Sport is critical to national identity. Yeah Right!
Deborah Coddington has a piece today in Herald on Sunday on TVNZ’s disgraceful attempt to nobble Sky TV.
As she writes:-
You have to worry about state-owned television when it pronounces that “sport is critical to the national identity”, as it did this week in a submission to the Ministry of Culture and Heritage.
If that is the case we had better sort ourselves out. There have to be other things that define the national identity, whatever it might be.

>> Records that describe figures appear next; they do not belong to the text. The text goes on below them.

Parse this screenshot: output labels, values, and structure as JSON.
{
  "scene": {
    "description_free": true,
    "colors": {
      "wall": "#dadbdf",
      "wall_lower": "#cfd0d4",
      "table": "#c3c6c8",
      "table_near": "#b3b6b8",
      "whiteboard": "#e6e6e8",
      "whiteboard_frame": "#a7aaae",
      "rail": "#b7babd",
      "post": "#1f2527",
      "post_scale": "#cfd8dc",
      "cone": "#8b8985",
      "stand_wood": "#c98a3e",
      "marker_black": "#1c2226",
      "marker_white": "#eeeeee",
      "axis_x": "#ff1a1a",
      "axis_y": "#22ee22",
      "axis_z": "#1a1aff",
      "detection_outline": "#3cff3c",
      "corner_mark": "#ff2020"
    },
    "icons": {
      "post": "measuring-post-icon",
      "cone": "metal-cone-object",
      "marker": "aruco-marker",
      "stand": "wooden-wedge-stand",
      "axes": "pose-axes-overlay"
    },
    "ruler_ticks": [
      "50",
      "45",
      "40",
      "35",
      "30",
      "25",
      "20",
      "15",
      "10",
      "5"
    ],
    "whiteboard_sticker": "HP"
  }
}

We should worry also about TVNZ producing silly submissions like this one. We need to worry even more if anyone in Wellington takes TVNZ seriously.
She goes on:-
I’d argue there’s no such thing as national identity, unless, heaven forbid, our tireless quest for such is a national identity in itself.
But I, for one, do not wish to be lumped into the same brand as, say, Chris Kahui and Macsyna King, and for sure there are saintly people, like Russell Brown, who don’t want to be identified with me.
And then:-
TVNZ claimed with a straight face that sports fans have to pay a “sports tax” by forking out $14 a week in Sky subscriptions to watch major sporting events on television.

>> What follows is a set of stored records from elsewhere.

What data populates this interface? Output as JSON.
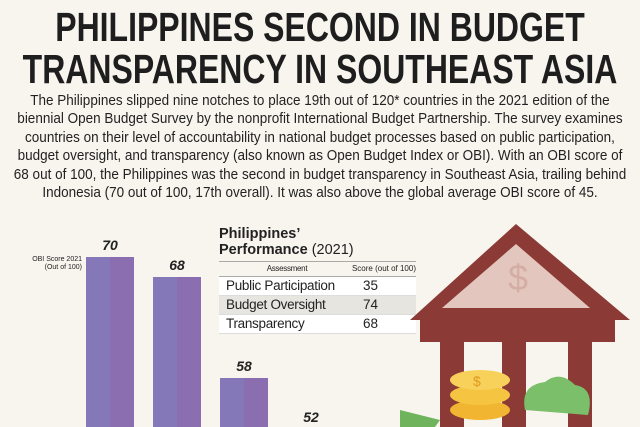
{
  "header": {
    "line1": "PHILIPPINES SECOND IN BUDGET",
    "line2": "TRANSPARENCY IN SOUTHEAST ASIA"
  },
  "intro": "The Philippines slipped nine notches to place 19th out of 120* countries in the 2021 edition of the biennial Open Budget Survey by the nonprofit International Budget Partnership. The survey examines countries on their level of accountability in national budget processes based on public participation, budget oversight, and transparency (also known as Open Budget Index or OBI). With an OBI score of 68 out of 100, the Philippines was the second in budget transparency in Southeast Asia, trailing behind Indonesia (70 out of 100, 17th overall). It was also above the global average OBI score of 45.",
  "chart_data": {
    "type": "bar",
    "ylabel": "OBI Score 2021 (Out of 100)",
    "values": [
      70,
      68,
      58,
      52
    ],
    "labels": [
      "70",
      "68",
      "58",
      "52"
    ],
    "colors": [
      "#8478b8",
      "#8a6eb0"
    ]
  },
  "table": {
    "title": "Philippines’",
    "subtitle_bold": "Performance",
    "subtitle_year": "(2021)",
    "headers": [
      "Assessment",
      "Score (out of 100)"
    ],
    "rows": [
      {
        "name": "Public Participation",
        "score": "35"
      },
      {
        "name": "Budget Oversight",
        "score": "74"
      },
      {
        "name": "Transparency",
        "score": "68"
      }
    ]
  },
  "illustration": {
    "icon": "bank-building-with-coins-icon",
    "color": "#8b3a35"
  }
}
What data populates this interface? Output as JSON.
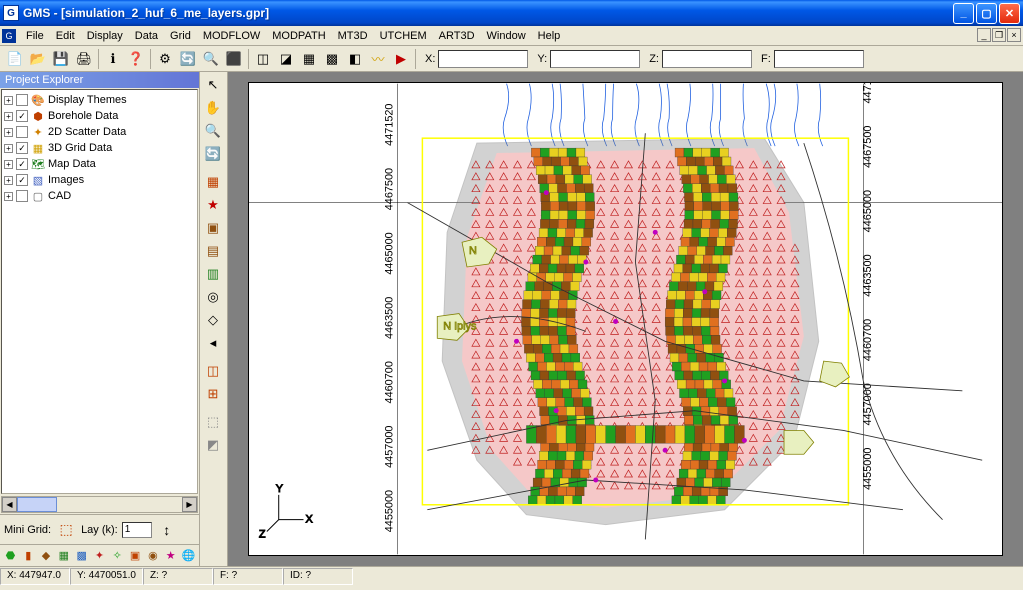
{
  "window": {
    "title": "GMS - [simulation_2_huf_6_me_layers.gpr]",
    "app_short": "G"
  },
  "menu": {
    "items": [
      "File",
      "Edit",
      "Display",
      "Data",
      "Grid",
      "MODFLOW",
      "MODPATH",
      "MT3D",
      "UTCHEM",
      "ART3D",
      "Window",
      "Help"
    ]
  },
  "toolbar_top": {
    "coord_labels": [
      "X:",
      "Y:",
      "Z:",
      "F:"
    ]
  },
  "explorer": {
    "title": "Project Explorer",
    "nodes": [
      {
        "expander": "+",
        "checked": " ",
        "icon": "🎨",
        "icon_color": "#888",
        "label": "Display Themes"
      },
      {
        "expander": "+",
        "checked": "✓",
        "icon": "⬢",
        "icon_color": "#c04000",
        "label": "Borehole Data"
      },
      {
        "expander": "+",
        "checked": " ",
        "icon": "✦",
        "icon_color": "#d08000",
        "label": "2D Scatter Data"
      },
      {
        "expander": "+",
        "checked": "✓",
        "icon": "▦",
        "icon_color": "#d0a000",
        "label": "3D Grid Data"
      },
      {
        "expander": "+",
        "checked": "✓",
        "icon": "🗺",
        "icon_color": "#208020",
        "label": "Map Data"
      },
      {
        "expander": "+",
        "checked": "✓",
        "icon": "▧",
        "icon_color": "#4060c0",
        "label": "Images"
      },
      {
        "expander": "+",
        "checked": " ",
        "icon": "▢",
        "icon_color": "#666",
        "label": "CAD"
      }
    ]
  },
  "minigrid": {
    "label": "Mini Grid:",
    "lay_label": "Lay (k):",
    "lay_value": "1"
  },
  "status": {
    "x": "X: 447947.0",
    "y": "Y: 4470051.0",
    "z": "Z: ?",
    "f": "F: ?",
    "id": "ID: ?"
  },
  "map": {
    "bbox_color": "#ffff00",
    "axis_ticks_y": [
      "4471520",
      "4467500",
      "4465000",
      "4463500",
      "4460700",
      "4457000",
      "4455000"
    ],
    "compass": {
      "y_label": "Y",
      "x_label": "X",
      "z_label": "Z"
    },
    "colors": {
      "river": "#2060e0",
      "grid_yellow": "#e8d020",
      "grid_green": "#20a020",
      "grid_orange": "#e07020",
      "grid_brown": "#905010",
      "triangle": "#c02020",
      "boundary": "#808080",
      "roads": "#303030",
      "wells": "#c000c0",
      "bg_pink": "#f5c8c8"
    }
  }
}
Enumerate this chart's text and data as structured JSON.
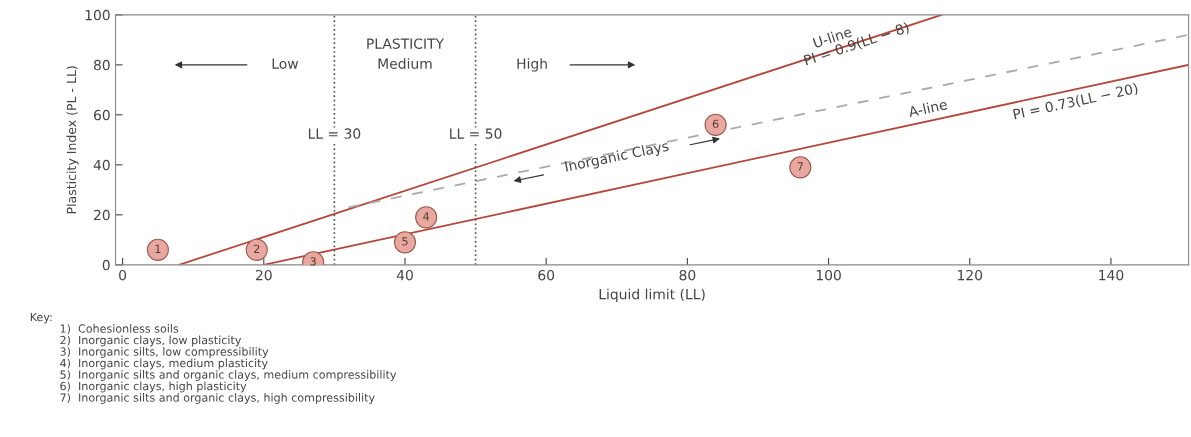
{
  "chart_data": {
    "type": "line",
    "xlabel": "Liquid limit (LL)",
    "ylabel": "Plasticity Index (PL - LL)",
    "xlim": [
      -1,
      151
    ],
    "ylim": [
      0,
      100
    ],
    "xticks": [
      0,
      20,
      40,
      60,
      80,
      100,
      120,
      140
    ],
    "yticks": [
      0,
      20,
      40,
      60,
      80,
      100
    ],
    "grid": false,
    "legend": false,
    "series": [
      {
        "name": "U-line",
        "color": "#b5473a",
        "x": [
          8,
          116
        ],
        "values": [
          0,
          100
        ],
        "line_style": "solid"
      },
      {
        "name": "A-line",
        "color": "#b5473a",
        "x": [
          20,
          151
        ],
        "values": [
          0,
          80
        ],
        "line_style": "solid"
      },
      {
        "color": "#aaaaaa",
        "x": [
          32,
          151
        ],
        "values": [
          23,
          92
        ],
        "line_style": "dashed"
      },
      {
        "type": "scatter",
        "color": "#e8a8a0",
        "x": [
          5,
          19,
          27,
          40,
          43,
          84,
          96
        ],
        "values": [
          6,
          6,
          1,
          9,
          19,
          56,
          39
        ],
        "marker": "circle"
      }
    ],
    "ref_lines": [
      {
        "axis": "x",
        "value": 30,
        "label": "LL = 30",
        "line_style": "dotted",
        "color": "#555555"
      },
      {
        "axis": "x",
        "value": 50,
        "label": "LL = 50",
        "line_style": "dotted",
        "color": "#555555"
      }
    ],
    "annotations": [
      {
        "text": "1",
        "x": 5,
        "y": 6
      },
      {
        "text": "2",
        "x": 19,
        "y": 6
      },
      {
        "text": "3",
        "x": 27,
        "y": 1
      },
      {
        "text": "5",
        "x": 40,
        "y": 9
      },
      {
        "text": "4",
        "x": 43,
        "y": 19
      },
      {
        "text": "6",
        "x": 84,
        "y": 56
      },
      {
        "text": "7",
        "x": 96,
        "y": 39
      },
      "PLASTICITY",
      "Low",
      "Medium",
      "High",
      "Inorganic Clays",
      "PI = 0.9(LL − 8)",
      "PI = 0.73(LL − 20)",
      "Key:",
      "1)  Cohesionless soils",
      "2)  Inorganic clays, low plasticity",
      "3)  Inorganic silts, low compressibility",
      "4)  Inorganic clays, medium plasticity",
      "5)  Inorganic silts and organic clays, medium compressibility",
      "6)  Inorganic clays, high plasticity",
      "7)  Inorganic silts and organic clays, high compressibility"
    ]
  }
}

When you scan the list of free-to-air sports events, however, fans are hardly suffering. Without Sky they can still watch the Rugby Sevens, some Fifa football, the World Netball Championships, the Olympics, numerous motorsport races, the ASB Classic tennis and the Heineken Open. And who has the monopoly on these events? TVNZ, of course, and no doubt it would love to get its hands on a few more, if not for that pesky Sky.
Then later:-
And since TVNZ is so concerned about New Zealanders being forced to pay a tax to see a sporting match, it has to be said if you drive around any poor suburb, where families struggle to meet the mortgage, rent or power bills, the house with no Sky satellite dish sticks out like rude things on dogs.
TVNZ is behaving like the spoilt kid in the playground who thought mummy and daddy had given him everything, only to find the snotty-nosed rough kid who spent his spare time earning money doing unglamorous jobs like delivering circulars can suddenly buy more friends than he can
She carries on in similar vein.
Unlike Coddington, Adam will not take solace in assuming that because Helen Clark does not like sport that this power seeking government will not accede to TVNZ. After all Sky has a property right and is a free market success. Not a suitable role model for NZ.
If it will get them back in the election TVNZ might find someone in Labour listens.